3.26 In view of the issues with the manufacturer's model, the ERG did not consider it appropriate to carry out an exploratory analysis using the manufacturer's model. The ERG specified that it was not possible to incorporate alternative survival projections into the model because it had been structured around the use of hazard ratios to generate survival estimates rather than using directly obtained estimates.
3.27 Because of the technical issues with the mixed treatment comparison, the ERG carried out an exploratory analysis to obtain an approximate estimate of the ICER for afatinib compared with combination chemotherapy. The results for the intention-to-treat population from LUX-Lung 3 showed that afatinib was associated with an ICER of £39,300 per QALY gained compared with pemetrexed plus cisplatin. The results for the non-Asian population showed that afatinib was associated with an ICER of £23,700 per QALY gained compared with pemetrexed plus cisplatin. The ERG concluded that the combination of patient access scheme pricing and use of data from the non-Asian subgroup of LUX-Lung 3 is likely to indicate that afatinib is cost effective compared with pemetrexed plus cisplatin in a predominantly white population of EGFR-positive patients.

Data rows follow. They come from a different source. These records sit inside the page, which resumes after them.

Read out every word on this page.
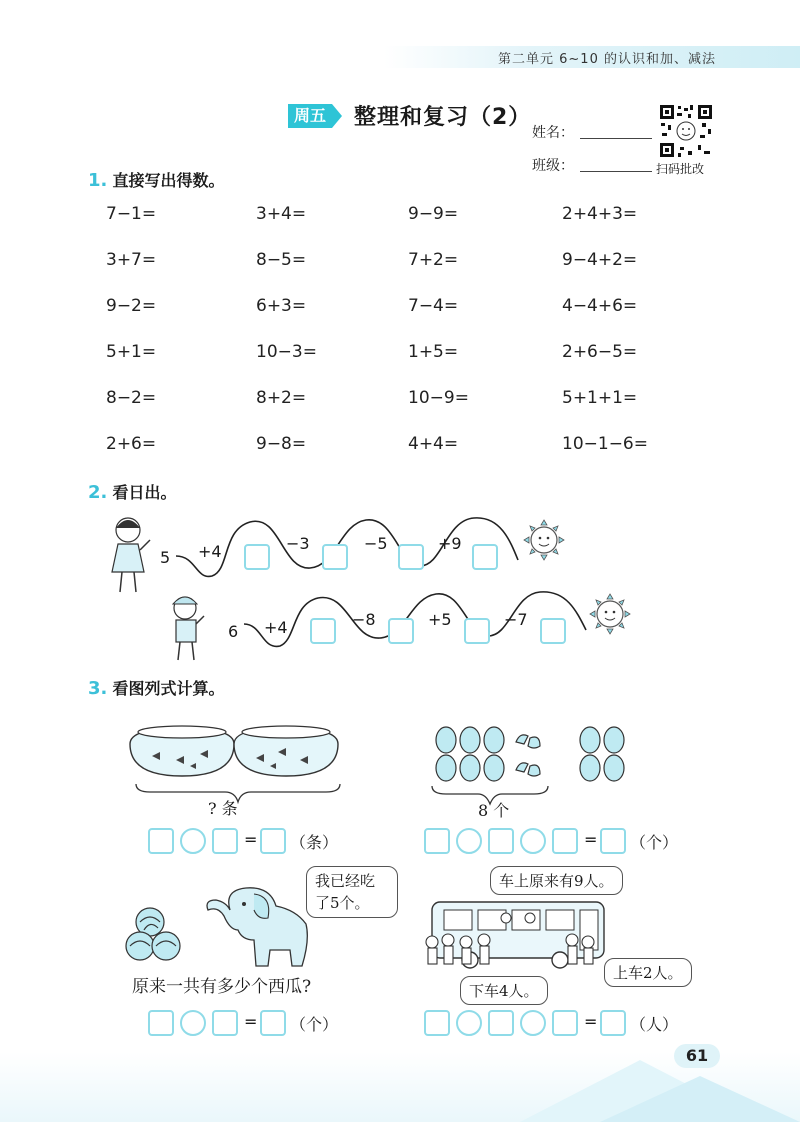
第二单元 6~10 的认识和加、减法
周五 整理和复习（2）
姓名：
班级：	扫码批改
1. 直接写出得数。
7−1=	3+4=	9−9=	2+4+3=
3+7=	8−5=	7+2=	9−4+2=
9−2=	6+3=	7−4=	4−4+6=
5+1=	10−3=	1+5=	2+6−5=
8−2=	8+2=	10−9=	5+1+1=
2+6=	9−8=	4+4=	10−1−6=
2. 看日出。
5 +4	−3	−5	+9
6 +4	−8	+5	−7
3. 看图列式计算。
? 条	8 个
= （条）	= （个）
我已经吃
了5个。
原来一共有多少个西瓜?
车上原来有9人。
下车4人。
上车2人。
= （个）	= （人）
61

3.28 The ERG also carried out a cost analysis of afatinib, erlotinib and gefitinib incorporating the patient access schemes which have been agreed by the Department of Health. Two separate analyses were undertaken, which differed with regards to the assumption of effectiveness. The first analysis assumed that patients experience the same overall survival hazard profile as experienced in the LUX-Lung 3 trial, but experience the individual progression-free survival hazard profile from the key clinical trial for each treatment (that is, IPASS for gefitinib, EURTAC for erlotinib and LUX-Lung 3 for afatinib). The second analysis assumed that patients experience both the same overall survival and progression-free survival hazard profiles as experienced in the LUX-Lung 3 trial, irrespective of treatment. Given the discounts of the patient access schemes for both afatinib and erlotinib are commercial in confidence, the results of the cost comparison cannot be presented here. The estimated cost per patient of gefitinib was £11,886 using the progression-free survival estimate from the IPASS trial and the same overall survival as afatinib, and £12,069 assuming the same overall survival and progression-free survival as afatinib.